Si mangia. Il Piemonte è la regione più ricca nel capitolo mangiare e bere. La difficoltà è avventurarsi da ignari in un tipico pranzo piemontese, col rischio di naufragare dopo gli antipasti (almeno cinque, in genere, ma spesso più numerosi) senza avere la forza di nuotare nel mare magnum dei piatti successivi. I risotti e le paste (i sublimi tajarìn langaroli, conditi al brucio, con sugo d’arrosto, e con burro e tartufo, gli agnolotti il cui ripieno varia da paese a paese), i bolliti con le loro salse canoniche, gli arrosti, la finanziera. Mettiamoci di sfuggita anche la gran varietà di formaggi e dolci e il quadro sarà completo. Come piatto da raccontare abbiamo scelto la bagna calda, pur sapendo che l’aglio divide l’umanità: pro o contro, non c’è via di mezzo. La bagna caoda (calda) è un intingolo di olio, aglio e accinghe ed è uno dei pochi piatti piemontesi ad ammettere l’olio. La presenza di olio e acciughe porta a credere che le origini della bagna calda siano marinare: in Liguria e in Provenza l’aggiadda e l’aioli sono parenti della bagna caoda. La consacrazione, in Piemonte, è dovuta al grande livello delle verdure da intingere: il cardo, specie quello gobbo di Nizza, i peperoni in particolare. Nel suo pentolino, la salsa non deve mai raffreddarsi, ed ecco il fornelletto (la s’cionfeta); a turno i commensali intingono le verdure: anche ravanelli, verze, broccoli, finocchi, topinambur, sedani, insalate. Alla fine, nei resti della bagna chi ha ancora un angolino di stomaco libero può cucinare due uova. In tempi di fast food dilagante, è opportuno precisare che la bagna caoda comporta un rito lento, molto pane e molto vino.

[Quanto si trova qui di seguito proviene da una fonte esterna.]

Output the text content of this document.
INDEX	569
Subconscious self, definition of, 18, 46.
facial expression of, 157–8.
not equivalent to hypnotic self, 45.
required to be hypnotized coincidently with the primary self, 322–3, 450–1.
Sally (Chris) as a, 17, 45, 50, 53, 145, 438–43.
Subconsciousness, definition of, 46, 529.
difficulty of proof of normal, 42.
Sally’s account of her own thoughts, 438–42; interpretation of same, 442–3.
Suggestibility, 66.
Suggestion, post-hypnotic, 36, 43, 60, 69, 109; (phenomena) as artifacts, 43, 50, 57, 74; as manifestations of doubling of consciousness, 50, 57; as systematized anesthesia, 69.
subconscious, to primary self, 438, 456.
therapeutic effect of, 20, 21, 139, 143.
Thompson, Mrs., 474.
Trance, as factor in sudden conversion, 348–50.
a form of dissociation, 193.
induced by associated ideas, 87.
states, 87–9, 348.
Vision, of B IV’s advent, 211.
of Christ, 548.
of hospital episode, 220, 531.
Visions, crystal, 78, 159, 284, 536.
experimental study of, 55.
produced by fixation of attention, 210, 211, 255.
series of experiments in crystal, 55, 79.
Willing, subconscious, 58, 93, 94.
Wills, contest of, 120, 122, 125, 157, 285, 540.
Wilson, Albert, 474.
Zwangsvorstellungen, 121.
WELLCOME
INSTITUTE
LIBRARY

Si beve. Per i rossi, il Piemonte è il paradiso e le Langhe sono il massimo del Piemonte. Par di sentire l’obiezione: e dove mettiamo il Moscato d’Asti? Obiezione legittima. In effetti, chi ama il vino in Piemonte dove casca casca bene. E l’imbarazzo della scelta qui si fa molto sentire. Non lo diciamo per cercare un alibi, lasciamo parlare i numeri. Il Piemonte ha numerosissimi vini Doc e Docg (primato italiano). Ne basterebbero meno per scrivere un libro, ne basterebbe solo uno scelto a caso fra le due nobilissime colonne: Barolo e Barbaresco. Così abbiamo deciso di ignorare le autostrade, se è consentito il termine, e di illustrare un sentierino che si chiama Pelaverga. Poche decine di migliaia di bottiglie, la produzione annua, nel comune di Verduno. È un vitigno forse arrivato dalla Francia, via Saluzzo, che dai terreni gessosi sà trarre il massimo.